Your comment that it’s “unreasonable to think that ‘the Church'” doesn’t want to be involved by citing BYU participation conveniently ignores the constant politicking going on behind the scenes at these conferences.
At Yale, as soon as Ken West invited Michael Quinn to be on the program, Robert Millet threatened to pull his funding for the event. Last minute maneuvering had Quinn chairing a session but not participating beyond that. Please note, I’m not trying to argue whether or not he should have been on the program – that’s another discussion for another time. I am arguing that it’s naive at best to suggest that all the conferences and discussions that go on are evidence of the Church’s willingness to be involved. I think they are willing, but on their terms and with fairly strict guidelines, which only serves to suggest that Kristine’s concerns are still given merit.
Your own reaction to Sunstone being at Claremont, and many of your posts on the private Fair email list are evidence of a desire to want to control the discourse and influence the way Mormon studies goes. If we aren’t open to discussions beyond the kind we want, then aren’t we already confirming Nate’s concerns?
I’ll never forget sitting at dinner at a pizza joint in New Haven after the first evening of the Yale conference. Ben Huff, Dennis Potter, Dan Wotherspoon, and others were discussing the formation of a new group focused on Mormon philosophy. Some repeatedly insisted that this group would not suffer the same kind of problems Sunstone and other groups have gone through. They would be respected and scholarly. I disagreed. Along comes the first conference at UVSC and Margaret Toscano proposes a good paper and lo and behold, conflict, confrontation, and the fragmenting of the group. Her very name, let alone the topic of her paper, made others retreat into their “I don’t know if hosting this is appropriate” mode – hardly a good sign of an academic conference.

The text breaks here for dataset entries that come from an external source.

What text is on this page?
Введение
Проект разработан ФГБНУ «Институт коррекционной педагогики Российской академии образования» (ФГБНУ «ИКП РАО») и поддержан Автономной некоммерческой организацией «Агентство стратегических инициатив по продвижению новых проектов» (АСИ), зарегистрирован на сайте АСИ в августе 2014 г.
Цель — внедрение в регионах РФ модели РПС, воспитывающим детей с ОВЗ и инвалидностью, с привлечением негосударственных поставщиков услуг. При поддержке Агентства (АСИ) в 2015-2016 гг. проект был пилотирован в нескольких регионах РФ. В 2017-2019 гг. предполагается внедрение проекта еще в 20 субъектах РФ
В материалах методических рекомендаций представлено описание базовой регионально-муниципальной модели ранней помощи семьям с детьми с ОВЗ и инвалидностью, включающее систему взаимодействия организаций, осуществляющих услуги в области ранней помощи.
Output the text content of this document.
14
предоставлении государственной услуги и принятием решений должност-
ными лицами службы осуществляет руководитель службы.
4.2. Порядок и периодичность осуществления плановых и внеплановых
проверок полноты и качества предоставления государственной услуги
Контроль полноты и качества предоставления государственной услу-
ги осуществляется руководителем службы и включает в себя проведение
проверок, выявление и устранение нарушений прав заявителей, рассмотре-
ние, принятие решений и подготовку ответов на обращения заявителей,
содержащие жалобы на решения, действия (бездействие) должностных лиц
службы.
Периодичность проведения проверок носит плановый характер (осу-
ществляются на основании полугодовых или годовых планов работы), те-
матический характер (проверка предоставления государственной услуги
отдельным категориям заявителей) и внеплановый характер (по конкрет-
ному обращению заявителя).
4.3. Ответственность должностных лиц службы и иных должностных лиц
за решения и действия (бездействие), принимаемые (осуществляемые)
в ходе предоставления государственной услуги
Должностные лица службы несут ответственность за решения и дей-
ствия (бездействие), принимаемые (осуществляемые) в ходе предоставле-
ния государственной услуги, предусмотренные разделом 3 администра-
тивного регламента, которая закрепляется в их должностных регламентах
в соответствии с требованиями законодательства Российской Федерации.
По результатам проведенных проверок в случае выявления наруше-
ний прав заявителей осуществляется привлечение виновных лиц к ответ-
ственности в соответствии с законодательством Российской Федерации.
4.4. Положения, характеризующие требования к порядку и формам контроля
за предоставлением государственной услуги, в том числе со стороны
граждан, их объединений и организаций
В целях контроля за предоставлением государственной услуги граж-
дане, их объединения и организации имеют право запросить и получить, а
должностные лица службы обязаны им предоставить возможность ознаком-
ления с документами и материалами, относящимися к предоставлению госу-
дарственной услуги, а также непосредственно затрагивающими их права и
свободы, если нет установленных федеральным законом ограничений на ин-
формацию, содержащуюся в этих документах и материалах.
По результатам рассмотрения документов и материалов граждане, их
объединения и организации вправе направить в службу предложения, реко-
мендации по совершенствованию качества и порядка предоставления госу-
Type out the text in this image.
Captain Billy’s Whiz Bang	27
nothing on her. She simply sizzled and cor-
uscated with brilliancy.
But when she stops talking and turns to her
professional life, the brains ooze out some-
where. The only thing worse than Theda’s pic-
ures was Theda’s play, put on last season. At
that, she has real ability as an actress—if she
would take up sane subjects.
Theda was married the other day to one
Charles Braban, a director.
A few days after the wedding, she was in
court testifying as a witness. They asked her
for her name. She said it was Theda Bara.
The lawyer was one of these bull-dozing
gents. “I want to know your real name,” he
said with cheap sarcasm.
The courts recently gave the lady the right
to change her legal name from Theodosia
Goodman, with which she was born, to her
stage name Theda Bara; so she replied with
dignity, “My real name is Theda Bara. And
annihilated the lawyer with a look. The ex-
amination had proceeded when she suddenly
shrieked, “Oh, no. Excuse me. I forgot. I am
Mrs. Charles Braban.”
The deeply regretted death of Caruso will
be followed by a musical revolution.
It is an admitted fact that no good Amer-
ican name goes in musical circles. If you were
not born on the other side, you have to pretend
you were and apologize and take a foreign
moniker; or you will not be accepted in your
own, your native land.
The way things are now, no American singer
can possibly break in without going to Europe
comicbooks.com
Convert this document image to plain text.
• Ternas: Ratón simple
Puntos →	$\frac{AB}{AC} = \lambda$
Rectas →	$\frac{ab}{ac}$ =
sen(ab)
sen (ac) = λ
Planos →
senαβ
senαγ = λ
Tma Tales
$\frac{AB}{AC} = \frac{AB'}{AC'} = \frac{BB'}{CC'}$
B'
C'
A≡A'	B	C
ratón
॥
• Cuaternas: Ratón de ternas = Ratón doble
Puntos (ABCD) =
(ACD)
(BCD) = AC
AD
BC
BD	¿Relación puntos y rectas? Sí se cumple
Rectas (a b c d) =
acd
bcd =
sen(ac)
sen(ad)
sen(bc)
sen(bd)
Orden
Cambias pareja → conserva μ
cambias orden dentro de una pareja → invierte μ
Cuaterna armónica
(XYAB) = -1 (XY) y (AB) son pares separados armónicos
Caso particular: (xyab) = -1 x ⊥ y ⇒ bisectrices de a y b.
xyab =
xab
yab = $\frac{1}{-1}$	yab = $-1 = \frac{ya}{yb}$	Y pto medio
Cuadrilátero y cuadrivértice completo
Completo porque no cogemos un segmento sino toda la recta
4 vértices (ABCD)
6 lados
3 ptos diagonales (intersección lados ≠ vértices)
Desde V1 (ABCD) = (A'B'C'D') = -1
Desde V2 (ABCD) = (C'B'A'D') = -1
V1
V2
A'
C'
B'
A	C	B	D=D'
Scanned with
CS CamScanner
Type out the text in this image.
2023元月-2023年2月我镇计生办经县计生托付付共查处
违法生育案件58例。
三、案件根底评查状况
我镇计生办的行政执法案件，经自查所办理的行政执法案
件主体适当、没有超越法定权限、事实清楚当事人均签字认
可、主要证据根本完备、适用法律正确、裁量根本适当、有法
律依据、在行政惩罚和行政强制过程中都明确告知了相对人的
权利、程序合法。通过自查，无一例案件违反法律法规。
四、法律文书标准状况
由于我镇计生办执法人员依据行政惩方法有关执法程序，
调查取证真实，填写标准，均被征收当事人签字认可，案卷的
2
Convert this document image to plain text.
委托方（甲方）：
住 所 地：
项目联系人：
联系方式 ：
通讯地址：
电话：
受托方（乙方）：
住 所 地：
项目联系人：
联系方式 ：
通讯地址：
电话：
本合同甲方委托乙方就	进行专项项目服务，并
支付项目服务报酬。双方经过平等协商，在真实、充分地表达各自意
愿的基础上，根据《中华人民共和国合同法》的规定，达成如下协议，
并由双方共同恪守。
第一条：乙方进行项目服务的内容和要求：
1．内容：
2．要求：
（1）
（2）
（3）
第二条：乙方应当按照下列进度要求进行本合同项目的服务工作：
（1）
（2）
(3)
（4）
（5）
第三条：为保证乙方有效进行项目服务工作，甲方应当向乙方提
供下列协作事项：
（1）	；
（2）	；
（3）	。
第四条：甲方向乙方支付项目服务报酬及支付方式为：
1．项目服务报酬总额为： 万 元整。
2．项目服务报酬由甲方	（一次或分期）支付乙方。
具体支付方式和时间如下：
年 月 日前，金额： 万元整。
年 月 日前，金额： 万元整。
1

It also came to my attention that BYU has been pushing Jack Welch as the best candidate for the Mormon studies chair at Claremont. I think he’s a smart, great guy, but how can we expect the Mormon studies chair to be taken seriously when BYU lobbies for someone who is more of a manager and less of an academic. Why not push Kathryn Daynes, a truly great scholar, or Kathleen Flake, or Phil Barlow? I think a desire to control the discourse is part of the problem Nate is highlighting.
Nate:
“To be sure I think that most Handel’s Messiahs are not composed as Handel’s Messiahs but simply as one’s best effort. On the other hand, there are those who set their intellectual ambitions before them explicitly and succeed. Two examples: Milton, who explicitly set out to write the Iliad of the English language and arguably succeeded, and Oliver Wendell Holmes, Jr. who self-consciously set out to systematically rethink Anglo-American law and largely succeeded.”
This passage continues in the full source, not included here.